Par un mémoire en défense, enregistré le 18 juin 2025, le directeur territorial de l’Office français de l’immigration et de l’intégration conclut au rejet de la requête.
Il fait valoir qu’aucun des moyens soulevés par M. B n’est fondé et demande une substitution de base légale s’agissant de la décision en litige qui doit être regardée comme confirmant le refus d’octroi des conditions matérielles d’accueil sur le fondement du 2° de l’article L. 551-15 du code de l’entrée et du séjour des étrangers et du droit d’asile, au lieu de l’article L. 551-16 du même code.
La présidente du tribunal a désigné Mme Collomb, première conseillère, pour statuer en application des dispositions de l’article L. 922-2 du code de justice administrative pour exercer les pouvoirs qui lui sont conférés par les articles L. 921-1 à L. 922-3 et R. 921-1 à R. 922-28 du code de l’entrée et du séjour des étrangers et du droit d’asile.
Vu les décisions attaquées et les autres pièces du dossier.
Vu :
— la convention européenne de sauvegarde des droits de l’homme et des libertés fondamentales ;
— la directive 2013/33/UE du Parlement européen et du Conseil du 26 juin 2013 établissant des normes pour l’accueil des personnes demandant la protection internationale ;
— le code de l’entrée et du séjour des étrangers et du droit d’asile ;
— le code des relations entre le public et l’administration ;
— l’arrêté du 23 octobre 2015 relatif au questionnaire de détection des vulnérabilités des demandeurs d’asile ;
— le code de justice administrative.
Les parties, dûment convoquées, ont été régulièrement averties du jour de l’audience.
Ont été entendus au cours de l’audience publique :
— le rapport de Mme Collomb, magistrate désignée ;
— les observations de Me Jaber, représentant M. B qui conclut aux mêmes fins que la requête et par les mêmes moyens ;
— et les déclarations de M. B, assisté par M. A, interprète en langue dari.
Le directeur territorial de l’Office français de l’immigration et de l’intégration n’était ni présent, ni représenté.
La clôture de l’instruction a été prononcée à l’issue de l’audience conformément aux dispositions de l’article R. 776-26 du code de justice administrative.
Une note en délibéré présentée par M. B a été enregistrée le 19 juin 2025.
Considérant ce qui suit :
1. M. B, ressortissant afghan, né le 23 avril 1998 a déposé une demande d’asile le 26 décembre 2024 auprès de la préfecture du Rhône.

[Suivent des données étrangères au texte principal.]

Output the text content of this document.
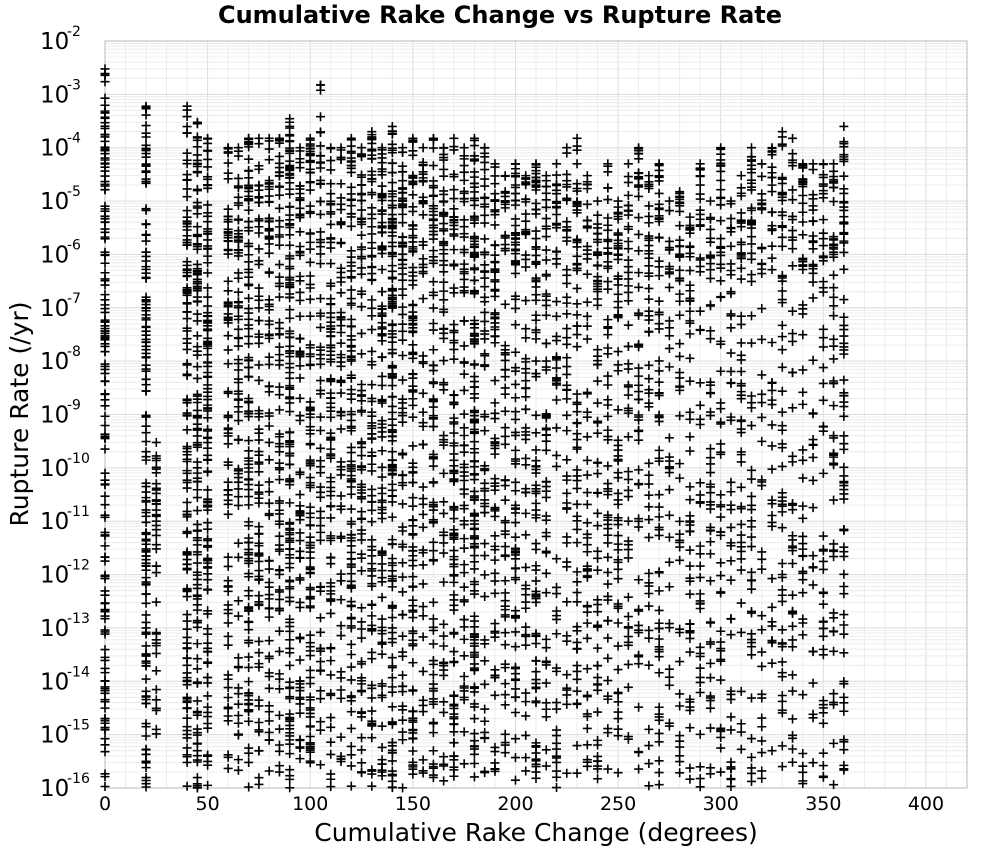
Cumulative Rake Change vs Rupture Rate
0	50	100	150	200	250	300	350	400
10
-16
10
-15
10
-14
10
-13
10
-12
10
-11
10
-10
10
-9
10
-8
10
-7
10
-6
10
-5
10
-4
10
-3
10
-2
Cumulative Rake Change (degrees)
Rupture Rate (/yr)
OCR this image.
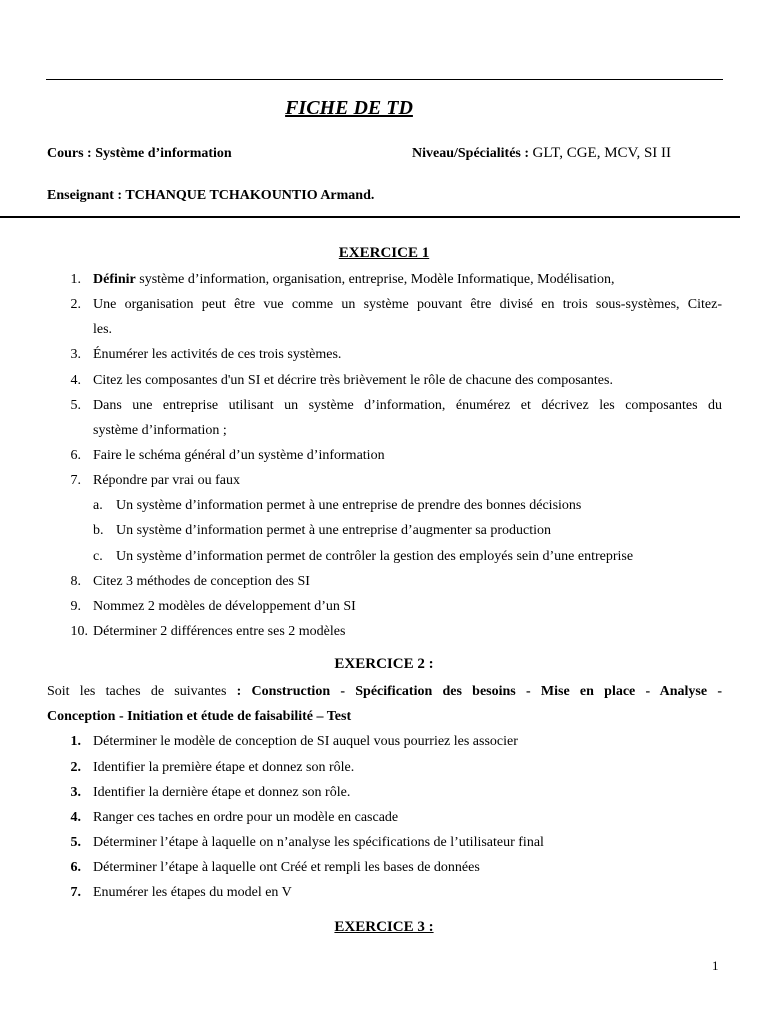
FICHE DE TD
Cours : Système d’information	Niveau/Spécialités : GLT, CGE, MCV, SI II
Enseignant : TCHANQUE TCHAKOUNTIO Armand.
EXERCICE 1
1. Définir système d’information, organisation, entreprise, Modèle Informatique, Modélisation,
2. Une organisation peut être vue comme un système pouvant être divisé en trois sous-systèmes, Citez-
les.
3. Énumérer les activités de ces trois systèmes.
4. Citez les composantes d'un SI et décrire très brièvement le rôle de chacune des composantes.
5. Dans une entreprise utilisant un système d’information, énumérez et décrivez les composantes du
système d’information ;
6. Faire le schéma général d’un système d’information
7. Répondre par vrai ou faux
a. Un système d’information permet à une entreprise de prendre des bonnes décisions
b. Un système d’information permet à une entreprise d’augmenter sa production
c. Un système d’information permet de contrôler la gestion des employés sein d’une entreprise
8. Citez 3 méthodes de conception des SI
9. Nommez 2 modèles de développement d’un SI
10. Déterminer 2 différences entre ses 2 modèles
EXERCICE 2 :
Soit les taches de suivantes : Construction - Spécification des besoins - Mise en place - Analyse -
Conception - Initiation et étude de faisabilité – Test
1. Déterminer le modèle de conception de SI auquel vous pourriez les associer
2. Identifier la première étape et donnez son rôle.
3. Identifier la dernière étape et donnez son rôle.
4. Ranger ces taches en ordre pour un modèle en cascade
5. Déterminer l’étape à laquelle on n’analyse les spécifications de l’utilisateur final
6. Déterminer l’étape à laquelle ont Créé et rempli les bases de données
7. Enumérer les étapes du model en V
EXERCICE 3 :
1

Le même jour, l’intéressé a accepté l’offre de prise en charge de l’OFII et a bénéficié des conditions matérielles d’accueil. Par une décision du 22 mai 2025, alors qu’il était placé en procédure Dublin, le directeur territorial de l’OFII a décidé de mettre fin aux conditions matérielles d’accueil au motif qu’il a refusé la proposition d’hébergement qui lui a été faite le 18 avril 2025. M. B demande l’annulation de cette décision.

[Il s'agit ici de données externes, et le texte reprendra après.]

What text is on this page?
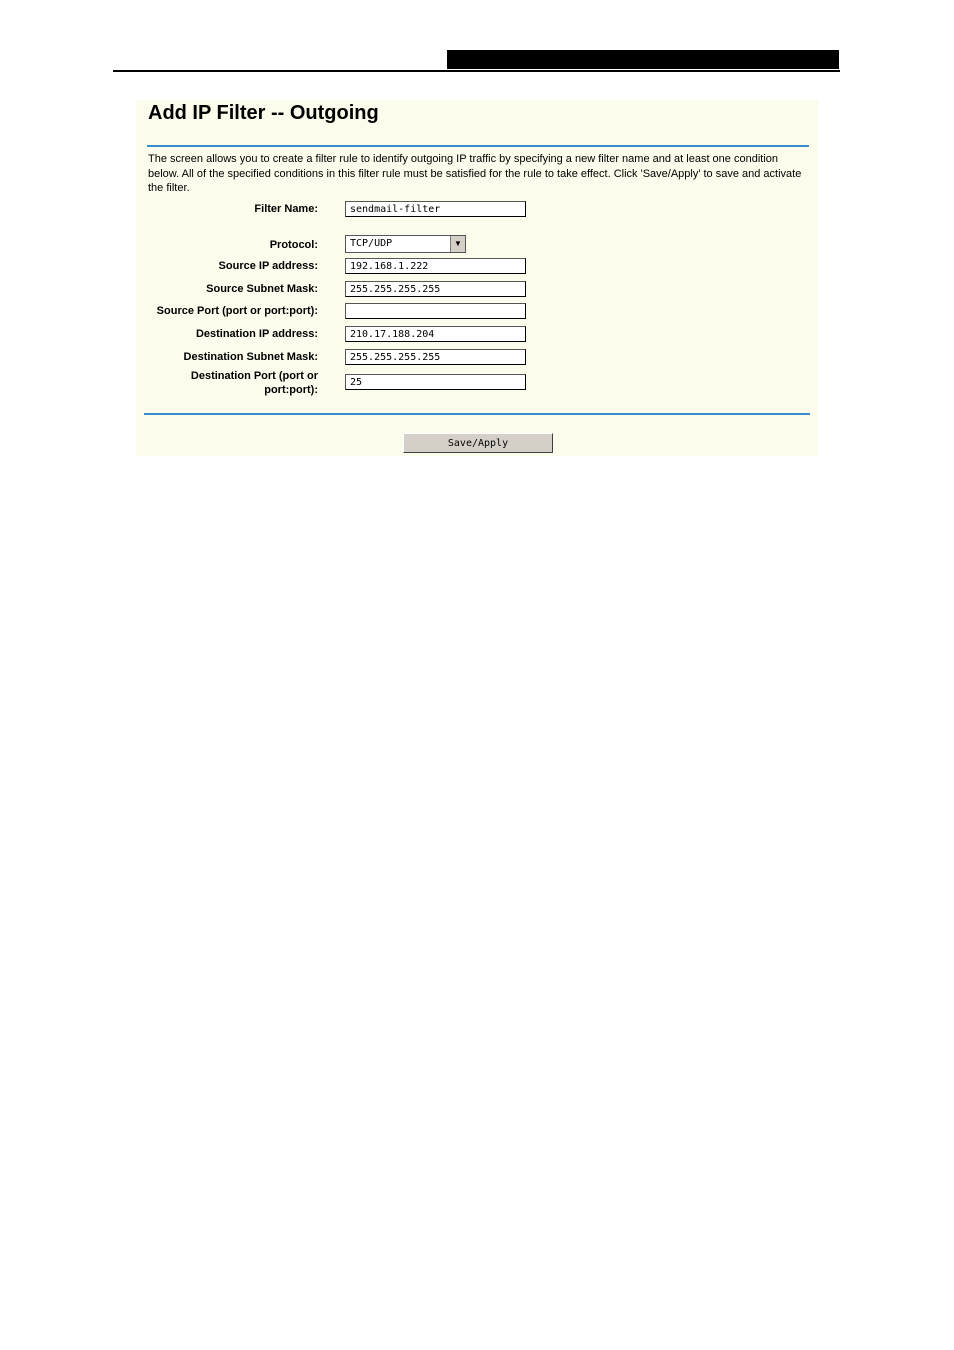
Add IP Filter -- Outgoing

The screen allows you to create a filter rule to identify outgoing IP traffic by specifying a new filter name and at least one condition below. All of the specified conditions in this filter rule must be satisfied for the rule to take effect. Click 'Save/Apply' to save and activate the filter.

Filter Name:
sendmail-filter
Protocol:	TCP/UDP	▼
Source IP address:
192.168.1.222
Source Subnet Mask:
255.255.255.255
Source Port (port or port:port):
Destination IP address:
210.17.188.204
Destination Subnet Mask:
255.255.255.255
Destination Port (port or
port:port):
25
Save/Apply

Sur l’admission provisoire au bénéfice de l’aide juridictionnelle :
2. Aux termes de l’article 20 de la loi du 10 juillet 1991 relative à l’aide juridique : « Dans les cas d’urgence (), l’admission provisoire à l’aide juridictionnelle peut être prononcée soit par le président du bureau ou de la section compétente du bureau d’aide juridictionnelle, soit par la juridiction compétente ou son président ».
3. Eu égard à l’urgence qui s’attache à ce qu’il soit statué sur la requête de M. B, il y a lieu de prononcer son admission provisoire à l’aide juridictionnelle.

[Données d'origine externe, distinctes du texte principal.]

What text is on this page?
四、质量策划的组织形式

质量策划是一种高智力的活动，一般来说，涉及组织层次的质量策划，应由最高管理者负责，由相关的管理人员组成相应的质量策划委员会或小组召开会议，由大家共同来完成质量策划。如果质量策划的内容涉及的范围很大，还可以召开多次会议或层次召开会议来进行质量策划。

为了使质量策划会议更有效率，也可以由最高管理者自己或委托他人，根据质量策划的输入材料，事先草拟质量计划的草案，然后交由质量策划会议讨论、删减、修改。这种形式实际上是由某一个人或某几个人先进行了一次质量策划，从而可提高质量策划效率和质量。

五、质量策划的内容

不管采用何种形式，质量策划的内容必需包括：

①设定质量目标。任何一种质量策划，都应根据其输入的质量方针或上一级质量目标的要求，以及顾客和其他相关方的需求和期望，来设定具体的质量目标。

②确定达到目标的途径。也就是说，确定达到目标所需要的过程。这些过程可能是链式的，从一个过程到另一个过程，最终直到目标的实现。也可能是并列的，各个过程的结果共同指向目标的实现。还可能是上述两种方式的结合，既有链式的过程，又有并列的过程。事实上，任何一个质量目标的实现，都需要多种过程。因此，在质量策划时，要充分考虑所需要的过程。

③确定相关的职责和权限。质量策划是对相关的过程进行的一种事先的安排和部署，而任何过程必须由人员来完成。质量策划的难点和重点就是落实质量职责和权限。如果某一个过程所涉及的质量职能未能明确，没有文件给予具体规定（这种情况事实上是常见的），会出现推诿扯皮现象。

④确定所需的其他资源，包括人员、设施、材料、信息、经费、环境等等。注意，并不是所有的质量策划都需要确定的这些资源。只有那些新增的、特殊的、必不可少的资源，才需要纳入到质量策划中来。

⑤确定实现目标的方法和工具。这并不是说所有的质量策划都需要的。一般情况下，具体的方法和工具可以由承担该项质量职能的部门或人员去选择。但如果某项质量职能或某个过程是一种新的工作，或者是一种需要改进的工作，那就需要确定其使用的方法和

Sur les conclusions à fin d’annulation :
4. D’une part, aux termes de l’article L. 551-8 du code de l’entrée et du séjour des étrangers et du droit d’asile : « Les conditions matérielles d’accueil du demandeur d’asile, au sens de la directive 2013/33/UE du Parlement européen et du Conseil, du 26 juin 2013, établissant des normes pour l’accueil des personnes demandant la protection internationale, comprennent les prestations et l’allocation prévues aux chapitres II et III. ». Aux termes de l’article L. 551-9 du même code : « Les conditions matérielles d’accueil du demandeur d’asile sont proposées à chaque demandeur d’asile par l’Office français de l’immigration et de l’intégration après l’enregistrement de sa demande par l’autorité administrative compétente. ».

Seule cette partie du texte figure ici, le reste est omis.